According to the payday loan industry, the practise of borrowing money and paying it back in the short term is earning goodwill. According to statistics released recently from payday loans companies, there is vast revenue growth in the industry as numerous customers buy into the practise, and stocks have risen accordingly.
Owing to strict regulations regarding loans from banks, borrowers have run into difficulties acquiring emergency loans and in a pinch, have turned to payday loans companies. With fewer restrictions (lenders check employment details but generally do not run full credit history checks), payday loans are an attractive alternative to bank loan applications.
Payday loans have proved a crutch for the self-employed or owners of small businesses who use the instant cash, which can be secured within seconds, to pay invoices. They are also used for unexpected payments such as essential home repairs, transport and to keep family finances afloat.
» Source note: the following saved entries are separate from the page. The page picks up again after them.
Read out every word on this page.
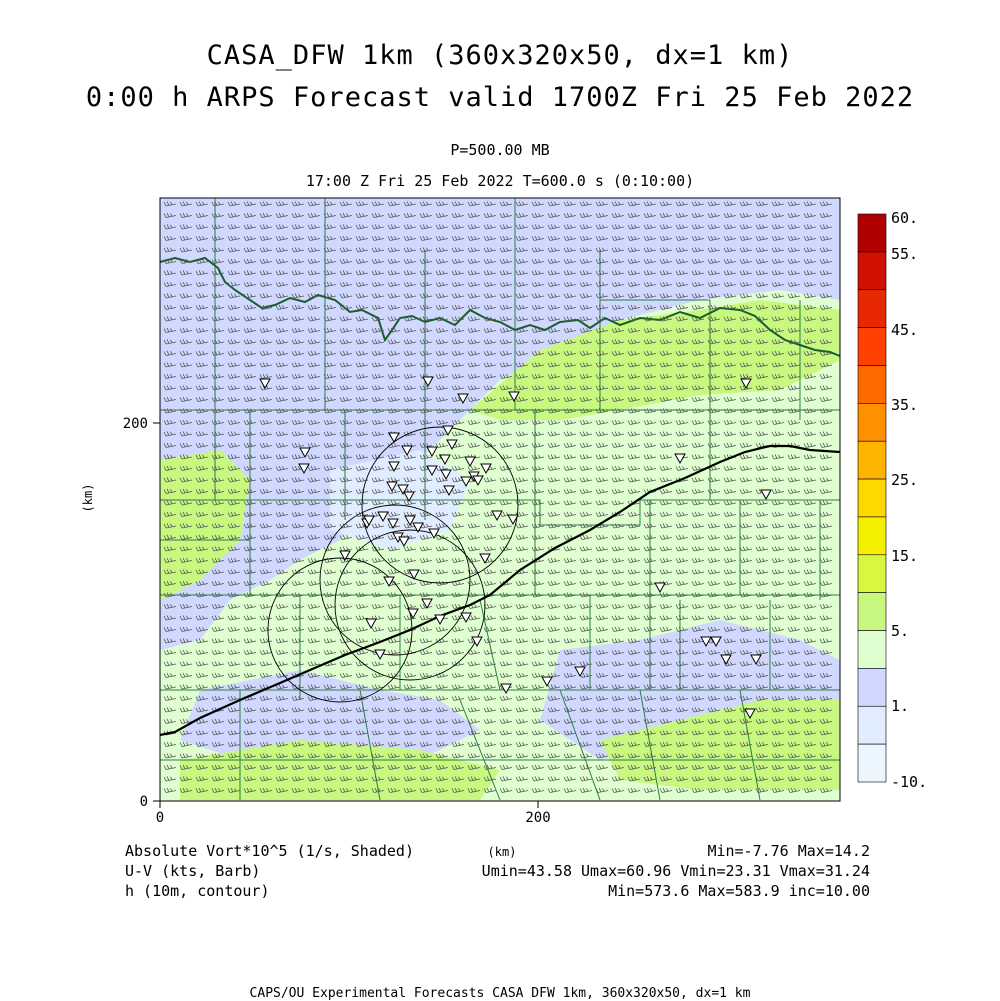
CASA_DFW 1km (360x320x50, dx=1 km)
0:00 h ARPS Forecast valid 1700Z Fri 25 Feb 2022
P=500.00 MB
17:00 Z Fri 25 Feb 2022 T=600.0 s (0:10:00)
0	200
0
200
(km)
(km)
60.
55.
45.
35.
25.
15.
5.
1.
-10.
Absolute Vort*10^5 (1/s, Shaded)
U-V (kts, Barb)
h (10m, contour)
Min=-7.76 Max=14.2
Umin=43.58 Umax=60.96 Vmin=23.31 Vmax=31.24
Min=573.6 Max=583.9 inc=10.00
CAPS/OU Experimental Forecasts CASA DFW 1km, 360x320x50, dx=1 km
Although short-term loans can be a good way to fill budget gaps, money lenders caution that they can easily spiral into further debt. Normally requiring to be paid back within 31 days, these loans can have high annual interest rates, and if borrowers roll the debt over or top it up the following year, it can be costly. Without smart financial practices, payday loans offer a temporary lifeline that is not always a solution to continuing money problems.
Payday loans are unrestricted in that they’re open to non-property holders, provided that borrowers have a regular account and a regular income. Although the criteria may be more relaxed than they are for secured loans, not every applicant is successful, and loan companies urge borrowers to carefully compare payday loans and investigate the terms and conditions before making an application.